Sorry, folks. I love my cats. I adore them. I am nutty cat Mom, and I freely admit it. Did you know that people who own pets aren't referred to as "pet owners" anymore; they're known as pet "parents"?
So I get this magazine from my cat's awesome vet; Dr. Seepe, and it's all personalized with their names on the front:
"Brutus is due for so-and-so shot this month", and "Cosette and Splat are due for a visit to Dr. Seepe as well...." Makes me feel all special and fuzzy inside. (Not.)Anyway, inside is this new clips page, and I read this:
"A new study, published in the journal Current Biology, is pointing researchers toward a theory that cat owners may already believe - namely, that cats have the ability to control their pet parents. Cats use a high pitched cry embedded in a purring vocalization to urge their owners to feed or attend to them. researchers believe this sound, which is distinct from normal purring, plays on ingrained human nurturing instincts."
See? I'm justified. It's my natural human nurturing instinct that causes me to spoil them. It's not my fault.

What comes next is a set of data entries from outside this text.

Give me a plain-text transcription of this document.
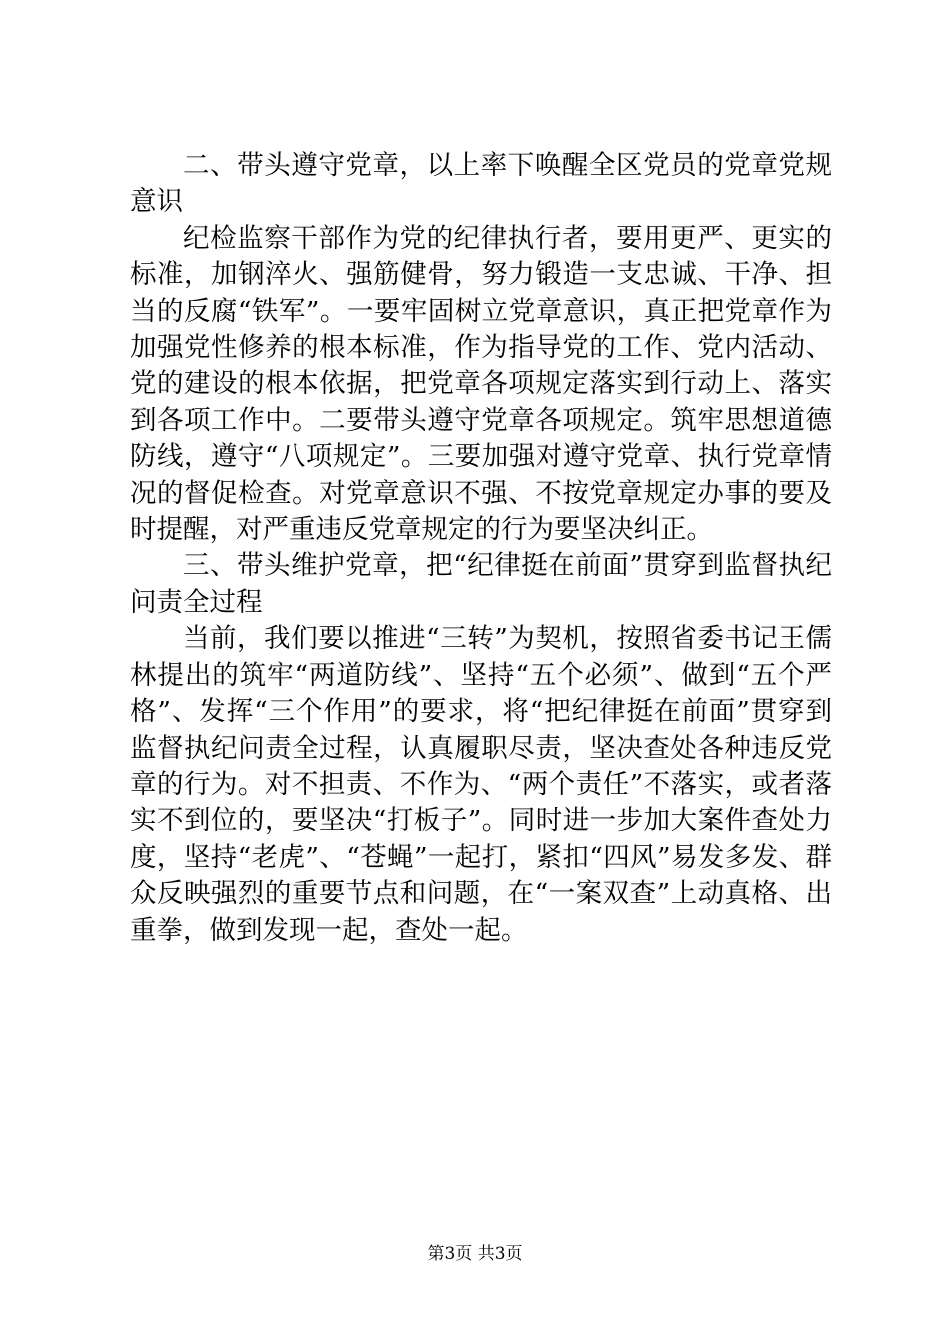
二、带头遵守党章，以上率下唤醒全区党员的党章党规意识

纪检监察干部作为党的纪律执行者，要用更严、更实的标准，加钢淬火、强筋健骨，努力锻造一支忠诚、干净、担当的反腐“铁军”。一要牢固树立党章意识，真正把党章作为加强党性修养的根本标准，作为指导党的工作、党内活动、党的建设的根本依据，把党章各项规定落实到行动上、落实到各项工作中。二要带头遵守党章各项规定。筑牢思想道德防线，遵守“八项规定”。三要加强对遵守党章、执行党章情况的督促检查。对党章意识不强、不按党章规定办事的要及时提醒，对严重违反党章规定的行为要坚决纠正。

三、带头维护党章，把“纪律挺在前面”贯穿到监督执纪问责全过程

当前，我们要以推进“三转”为契机，按照省委书记王儒林提出的筑牢“两道防线”、坚持“五个必须”、做到“五个严格”、发挥“三个作用”的要求，将“把纪律挺在前面”贯穿到监督执纪问责全过程，认真履职尽责，坚决查处各种违反党章的行为。对不担责、不作为、“两个责任”不落实，或者落实不到位的，要坚决“打板子”。同时进一步加大案件查处力度，坚持“老虎”、“苍蝇”一起打，紧扣“四风”易发多发、群众反映强烈的重要节点和问题，在“一案双查”上动真格、出重拳，做到发现一起，查处一起。

第3页 共3页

I was at the grocery store a few weeks ago and I get this call:
"Are you at the store still, babe?"
"Yes.... is there anything you want me to get for you that's not on my list?"
"Uh, no..... I was just going to see if you can pick up a package of salami for the cats. All they have left is that bologna, and they don't like it."
"That nasty stuff you bought at the convenience store?"
"Yeah, they don't like it. Can you get the good salami?"
"Yep, I am standing right here at the meat cooler and putting it in the cart now....."
"Hey, get two packages, just in case."
"Ok. Anything for you?"
"No, I'm cool..."
I have also been guilty. The other day I heard myself saying this:
"Splat; Phileppe! Why don't you come in now? It's cold out. Mommy is fixing chicken for dinner; with sauce. I know you love sauce!" (They get their own little plate at dinner. Seriously. Usually a little blue willow saucer.)
And then there was this discussion a few weeks ago when we were ordering a pizza at our favorite little local pizza parlor:
Kevin: "What do you want on your pizza?"
Me: "Oh, anything except that nasty sausage, and nasty olives."
Kevin: "Pepperoni, then?"
Me: "Uhhhh, yeeeeah....and green peppers."
Me: "Yeah. Oh, we'd better get some mushrooms on that, for Splat."
(Splat loves mushrooms.)
We've got it bad, folks. Real bad.
About the above photos: This is Phileppe, who enjoys sleeping in many odd positions, and odd places.
And yes, I tortured him with a hanky bonnet the other day. It was too cute; I couldn't resist. He didn't mind so much, either.